On voit déjà ce qu’il faut penser de l’affirmation de K. Schurz, selon laquelle le mouvement unitaire de 1848 aurait raccommodé les Rhénans avec la Prusse. Si l’on recherche ce qui se produit dans la région pendant cette période, il apparaît clairement que la question nationale passe au second plan et qu’il s’agit avant tout de ruiner la puissance prussienne. Le gouvernement de Berlin s’en rendit d’ailleurs parfaitement compte : sa crainte de voir la province rhénane lui échapper fut telle qu’au cours de l’année 1849 il en nomma gouverneur le « prince Mitraille » en personne : le futur Guillaume Ier vint alors s’établir à Coblence.

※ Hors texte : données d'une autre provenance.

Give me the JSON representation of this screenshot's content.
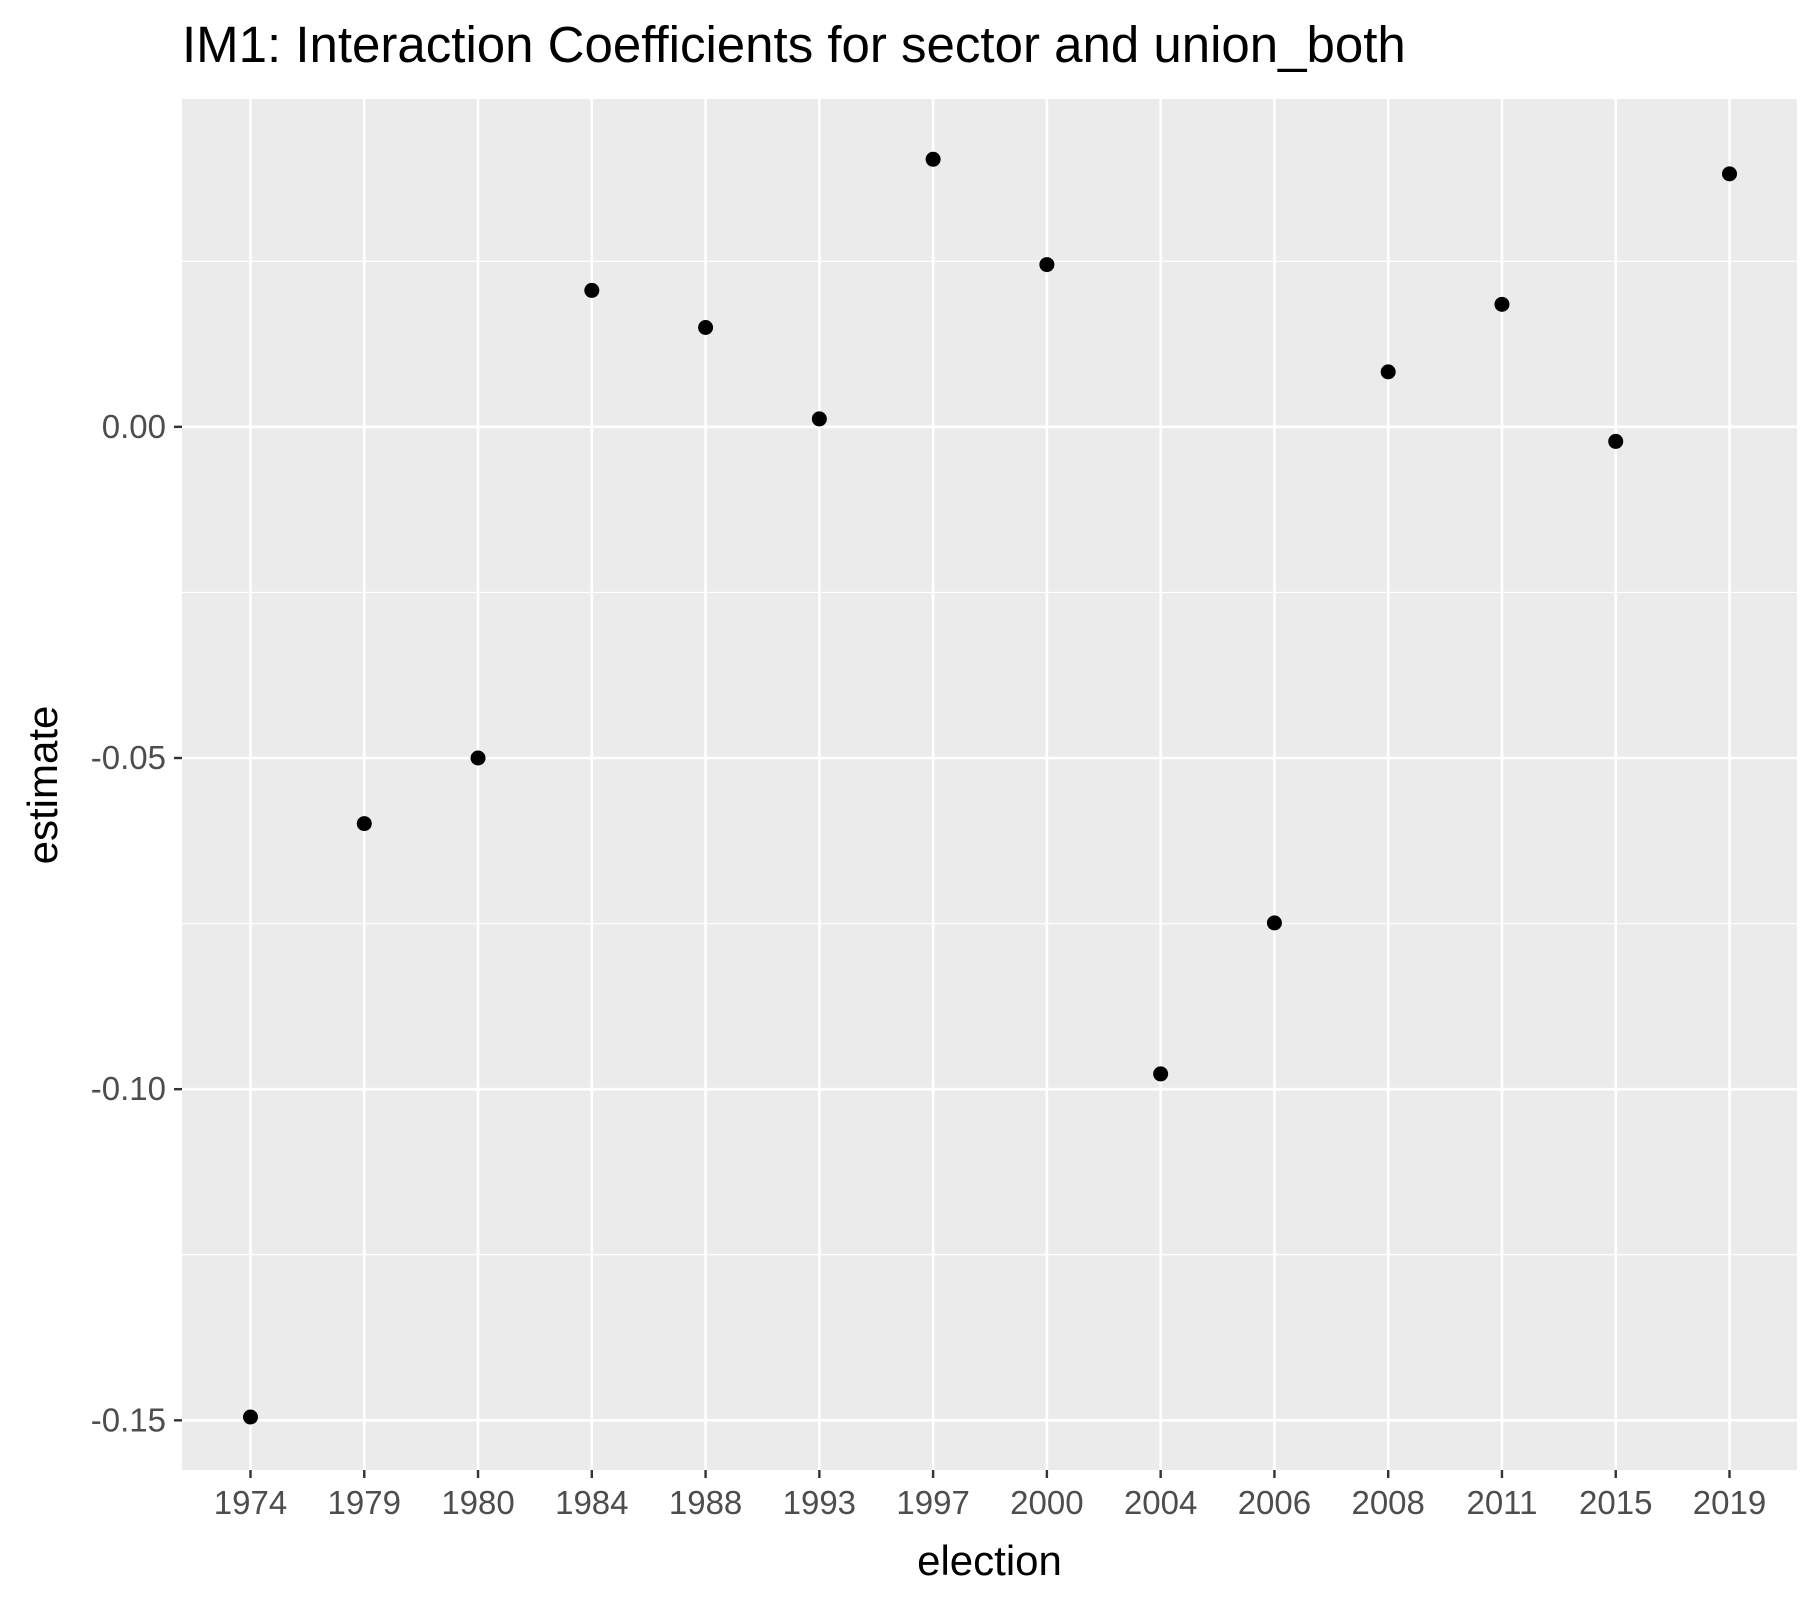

Une première phase est celle qui s’étend des premiers jours de mars au début de juin 1848 ; elle embrasse le soulèvement initial, les répercussions des événemens de Berlin, les élections, toute l’agitation que provoque la réunion de l’Assemblée de Francfort. Viennent ensuite quelques manifestations isolées. Un dernier groupe de faits prend place au moment où Frédéric-Guillaume IV refuse la couronne impériale et dans les semaines qui suivent. Quoique les monographies publiées soient peu nombreuses et qu’elles présentent de fortes lacunes, — souvent intentionnelles, — elles nous en disent assez pour que nous soyons pleinement édifiés.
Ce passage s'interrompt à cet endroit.